If the bride and groom are both adults, then they’re on their way to a happy honeymoon. If a bride or groom is a minor, or both are minors, then A.R.S. § 25-102 has additional requirements before a valid marriage can take place:

  • If a person is under age 18, then prior consent from a parent or guardian is necessary.
  • If a person is even younger, under age 16, then both prior consent of a parent or guardian and court approval are necessary. (If the parent’s don’t live together, then consent to the child’s marriage must come from the custodial parent.)

When a Marriage is Void or Prohibited

There are also void marriages and prohibited marriages in Arizona. A.R.S. § 25-101 places strict limitations on who can and who cannot marry:

  • Marriage is between a man and a woman, regardless of where the marriage took place.
  • There can be no marriages between “parents and children … grandparents and grandchildren… brothers and sisters of the one-half as well as the whole blood… uncles and nieces… aunts and nephews… first cousins.” There is an exception to first cousins marrying, however. If they are at least 65 years old they can marry. First cousins may also marry when one or both are under age 65, and get court approval based on proof that one of them is sterile and incapable of reproducing.
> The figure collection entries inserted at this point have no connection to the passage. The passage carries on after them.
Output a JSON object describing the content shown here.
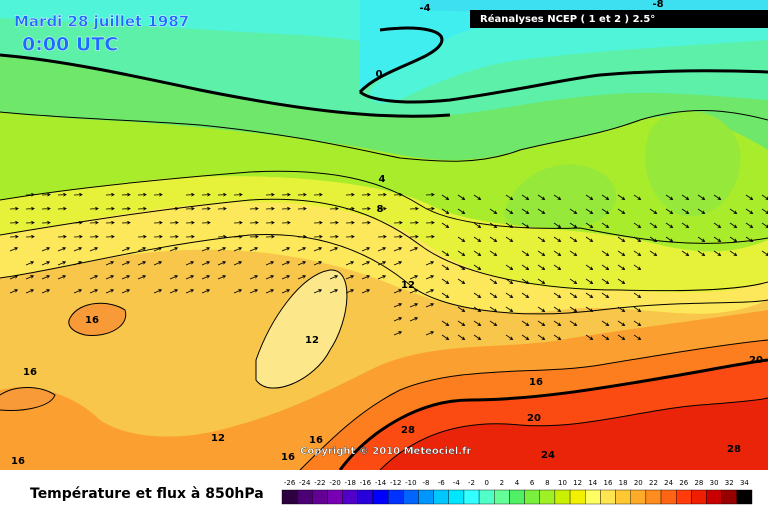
{
  "header": {
    "date": "Mardi 28 juillet 1987",
    "time": "0:00 UTC",
    "source": "Réanalyses NCEP ( 1 et 2 ) 2.5°"
  },
  "copyright": "Copyright © 2010 Meteociel.fr",
  "footer": {
    "title": "Température et flux à 850hPa"
  },
  "contour_labels": [
    -4,
    -8,
    0,
    4,
    8,
    12,
    16,
    12,
    16,
    16,
    20,
    28,
    24,
    16,
    12,
    16,
    16,
    20,
    28
  ],
  "legend": {
    "ticks": [
      -26,
      -24,
      -22,
      -20,
      -18,
      -16,
      -14,
      -12,
      -10,
      -8,
      -6,
      -4,
      -2,
      0,
      2,
      4,
      6,
      8,
      10,
      12,
      14,
      16,
      18,
      20,
      22,
      24,
      26,
      28,
      30,
      32,
      34
    ],
    "colors": [
      "#2d0040",
      "#4b0073",
      "#640096",
      "#7800b4",
      "#5000c8",
      "#2800dc",
      "#0000ff",
      "#0032ff",
      "#0064ff",
      "#0096ff",
      "#00c8ff",
      "#00e6ff",
      "#32ffff",
      "#50ffc8",
      "#64ff96",
      "#50f064",
      "#78f03c",
      "#a0f028",
      "#c8f000",
      "#f0f000",
      "#ffff64",
      "#ffe650",
      "#ffc832",
      "#ffaa28",
      "#ff8c1e",
      "#ff6414",
      "#ff3c0a",
      "#f01e00",
      "#c80000",
      "#960000",
      "#000000"
    ]
  }
}
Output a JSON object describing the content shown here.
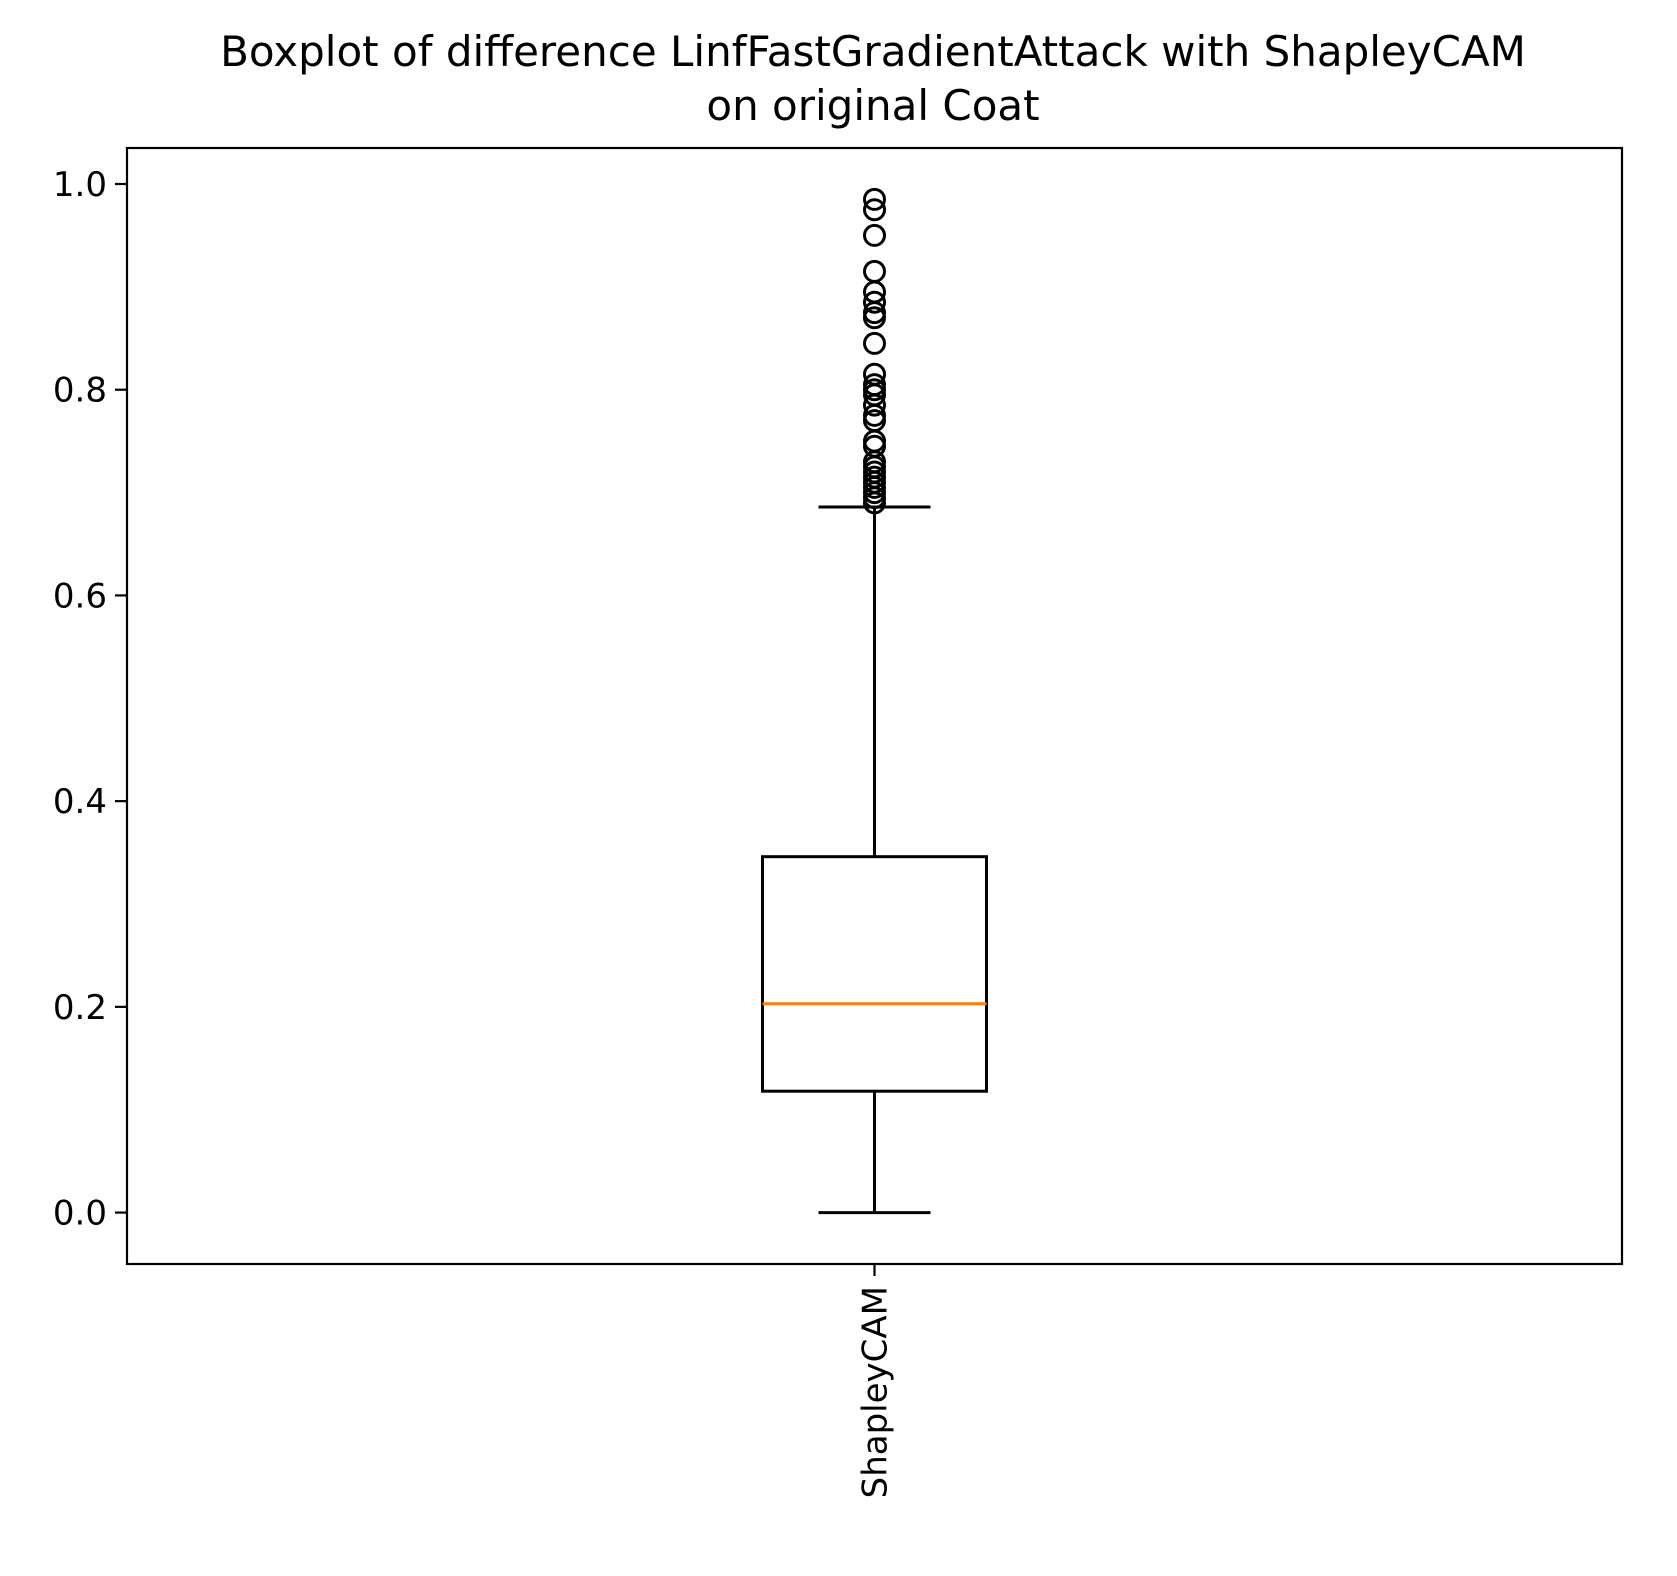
{
  "chart_data": {
    "type": "boxplot",
    "title": "Boxplot of difference LinfFastGradientAttack with ShapleyCAM\non original Coat",
    "title_lines": [
      "Boxplot of difference LinfFastGradientAttack with ShapleyCAM",
      "on original Coat"
    ],
    "xlabel": "",
    "ylabel": "",
    "ylim": [
      -0.05,
      1.035
    ],
    "yticks": [
      0.0,
      0.2,
      0.4,
      0.6,
      0.8,
      1.0
    ],
    "ytick_labels": [
      "0.0",
      "0.2",
      "0.4",
      "0.6",
      "0.8",
      "1.0"
    ],
    "categories": [
      "ShapleyCAM"
    ],
    "xtick_rotation": "vertical",
    "grid": false,
    "legend": "none",
    "boxes": [
      {
        "name": "ShapleyCAM",
        "whisker_low": 0.0,
        "q1": 0.118,
        "median": 0.203,
        "q3": 0.346,
        "whisker_high": 0.686,
        "outliers": [
          0.69,
          0.695,
          0.7,
          0.705,
          0.71,
          0.715,
          0.72,
          0.725,
          0.73,
          0.745,
          0.75,
          0.77,
          0.775,
          0.785,
          0.795,
          0.8,
          0.805,
          0.815,
          0.845,
          0.87,
          0.875,
          0.885,
          0.895,
          0.915,
          0.95,
          0.975,
          0.985
        ]
      }
    ],
    "colors": {
      "box": "#000000",
      "median": "#ff7f0e",
      "outlier": "#000000",
      "background": "#ffffff"
    }
  }
}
You may be familiar with the phrase “kissing cousins” which describes a romantic relationship between second cousins who were, and still are, permitted to marry each other.

No Common Law Marriages in Arizona

With few exceptions, a marriage that was validly contracted in another state, that complied with that state’s legalities, is also valid in Arizona. A.R.S. § 25-112. There is nothing surprising in that, as married couples move from one state to another every day for a myriad of reasons, such as employment opportunities, affordable housing, closeness to family, educational facilities, and even nicer weather.

The common law marriage is not solemnized or witnessed by someone authorized to perform a marriage and cannot be accomplished here in Arizona. A handful of states do allow common law marriages: Colorado, Utah, Texas, Montana, Kansas, Iowa, Alabama, South Carolina, and Rhode Island. In those common law states, a man and a woman hold themselves out publicly to be husband and wife, without any additional legal formalities — it is not a ceremonial marriage. Although a common law marriage cannot be entered into in Arizona, a lawful marriage entered into in a different state is enforceable here.